FBI and French officials arrive in Montenegro to investigate ransomware attack

Officials from the FBI and French government are in Montenegro to help the country as it recovers from a wide-ranging ransomware attack perpetrated last week.

The attacks, which were carried out Friday and Saturday, crippled government-run transportation services and online platforms for information, as well as water and electricity systems. 

According to Public Administration Minister Maras Dukaj, 150 devices within 10 government agencies were infected, and many government websites are still down. 

“Our allies from NATO are helping us overcome the most serious challenge that Montenegro has faced in the cyberspace so far,” Dukaj said during a press conference on Wednesday. 

Na moju inicijativu i poziv, naši međunarodni partneri iz FBI su već na terenu i pomažu da se prevaziđe jedan od najsloženijih napada na digitalnu infrastrukturu neke države u istoriji.
Zahvaljujem se @USAmbMNE na podršci koju Vlada pruža u ovim teškim trenucima! pic.twitter.com/l0c0t77YRs

— Marash Dukaj (@mdukaj1) September 1, 2022

He noted that the attack on several government ministries is still ongoing and could not provide a timeline for when services would be restored.

Experts from the French Agency for Information Systems Security (ANSSI) and members of a FBI Cyber Action Team (CAT) have been deployed to the country. 
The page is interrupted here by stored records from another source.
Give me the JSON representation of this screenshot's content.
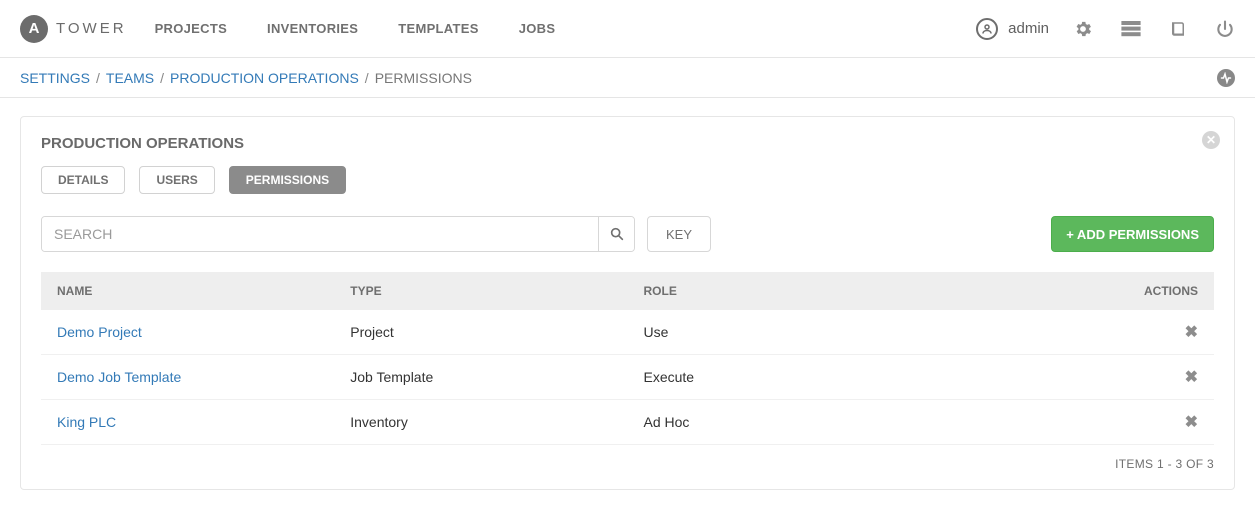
{
  "brand": {
    "initial": "A",
    "name": "TOWER"
  },
  "nav": {
    "projects": "PROJECTS",
    "inventories": "INVENTORIES",
    "templates": "TEMPLATES",
    "jobs": "JOBS"
  },
  "user": {
    "name": "admin"
  },
  "breadcrumbs": {
    "settings": "SETTINGS",
    "teams": "TEAMS",
    "team_name": "PRODUCTION OPERATIONS",
    "current": "PERMISSIONS"
  },
  "panel": {
    "title": "PRODUCTION OPERATIONS",
    "tabs": {
      "details": "DETAILS",
      "users": "USERS",
      "permissions": "PERMISSIONS"
    }
  },
  "toolbar": {
    "search_placeholder": "SEARCH",
    "key_label": "KEY",
    "add_label": "+ ADD PERMISSIONS"
  },
  "table": {
    "columns": {
      "name": "NAME",
      "type": "TYPE",
      "role": "ROLE",
      "actions": "ACTIONS"
    },
    "rows": [
      {
        "name": "Demo Project",
        "type": "Project",
        "role": "Use"
      },
      {
        "name": "Demo Job Template",
        "type": "Job Template",
        "role": "Execute"
      },
      {
        "name": "King PLC",
        "type": "Inventory",
        "role": "Ad Hoc"
      }
    ],
    "pager": "ITEMS  1 - 3 OF 3"
  }
}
Michael McPherson, a former special agent in charge of the Tampa Field Office at the FBI, told The Record that the attack on Montenegro involved a combination of ransomware and denial of service against critical infrastructure and government entities.

“Although the deployment of the FBI’s Cyber Action Team is not uncommon, it does demonstrate the breadth and depth of this attack. CAT team deployments are generally reserved for complex situations which require additional manpower and technical expertise,” said McPherson, who is now a senior vice president at the cybersecurity company ReliaQuest. 
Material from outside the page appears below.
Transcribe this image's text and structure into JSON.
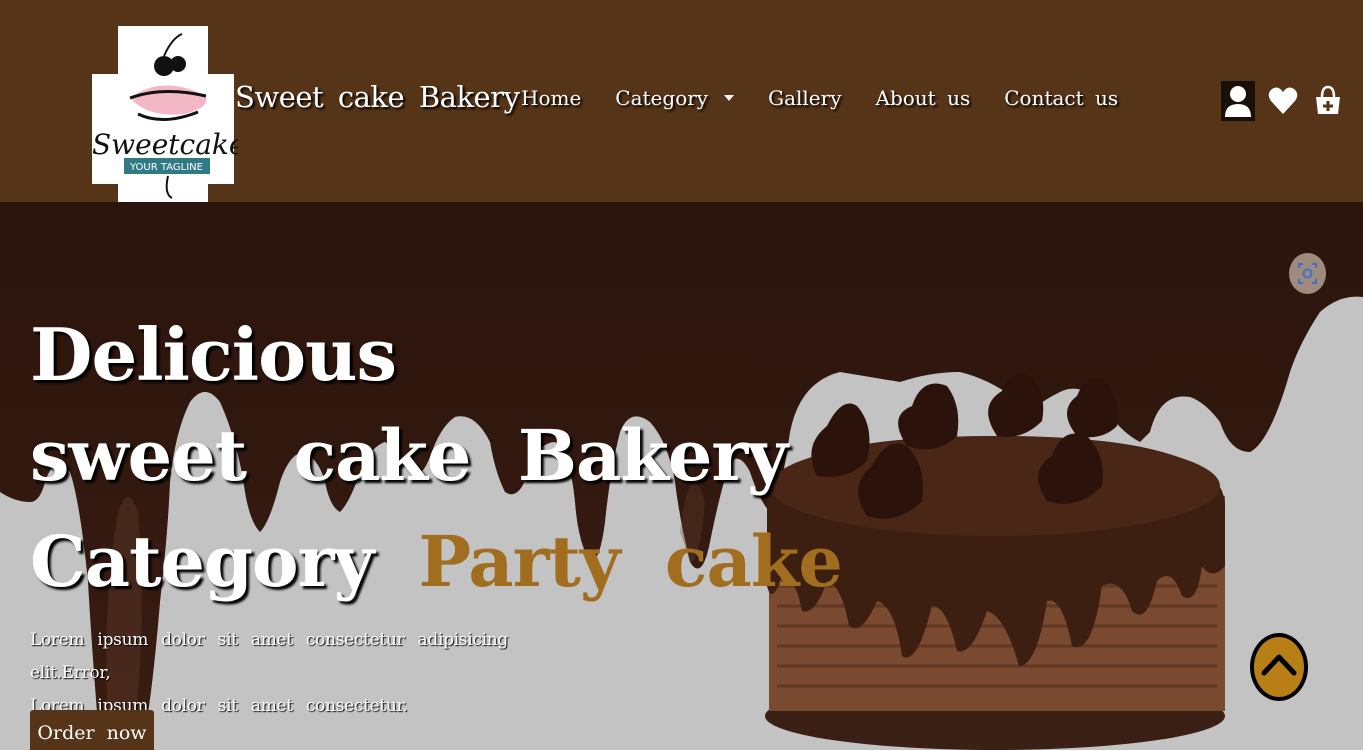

“Dating back to at least 2018, the U.S. military has been working with the government of Montenegro on cybersecurity cooperation, training, and resiliency.”

U.S. Cyber Command has previously sent defensive cyber operators to Montenegro as part of hunt forward operations and an effort to protect the 2018 midterm elections from foreign interference. 

Russia accusations

Montenegro officials had initially accused the Russian government of the attacks, saying they were retaliation for the country's support for Ukraine. In recent days, they have attributed it to the criminal group behind the Cuba ransomware. 

On Twitter and state television broadcasts this week, Dukaj explained that the Cuba ransomware group had added the country’s parliament to its leak site. 

Ministar @mdukaj1, Dnevnik II @RTCGme: Ne smijemo licitirati konkretnim datumima ponovnog uspostavljanja svih servisa. Postupaćemo u skladu sa preporukama naših partnera. Važno je da u ovoj situaciji sačuvamo zajedništvo.
Hvala medijima i crnogorskom IT sektoru. pic.twitter.com/iWB46AZPKT

— Ministarstvo javne uprave (@javnaupravamne) August 31, 2022

Despite the Cuba ransomware name, several experts have said that the group probably has no connection to the island nation.

“Cuba is unlikely to be Cuban. Certain linguistic characteristics point to the group likely being Russian or, at least, having Russian speakers on its team,” Emsisoft threat analyst Brett Callow told The Record. 

On its leak site, the ransomware group claimed it had stolen "financial documents, correspondence with bank employees, account movements, balance sheets, tax documents.”

There was some confusion over whether a ransom was issued for the stolen data, with some news outlets reporting the group had sent out a $10 million ransom demand, while officials told the Associated Press that none was received. Dukaj, meanwhile, claimed on Twitter that the exploit used to attack the country’s systems "cost $10 million." The Montenegro government did not respond to requests for clarification.

“A huge amount of money was invested in the attack on our system,” Dukaj said. 

Cuba ransomware group has taken credit for conducting cyber attacks against Montenegro's government and/or critical infrastructure.

This contradicts Montenegro's alert that the Russian Federation was conducting the attack... or Cuba ransomware group is state sponsored. pic.twitter.com/aUtJReCDQv

— vx-underground (@vxunderground) August 30, 2022

According to the FBI, the operators of the Cuba ransomware earned at least $43.9 million from ransom payments following attacks in 2021 and “compromised at least 49 entities in five critical infrastructure sectors, including but not limited to the financial, government, healthcare, manufacturing, and information technology sectors.”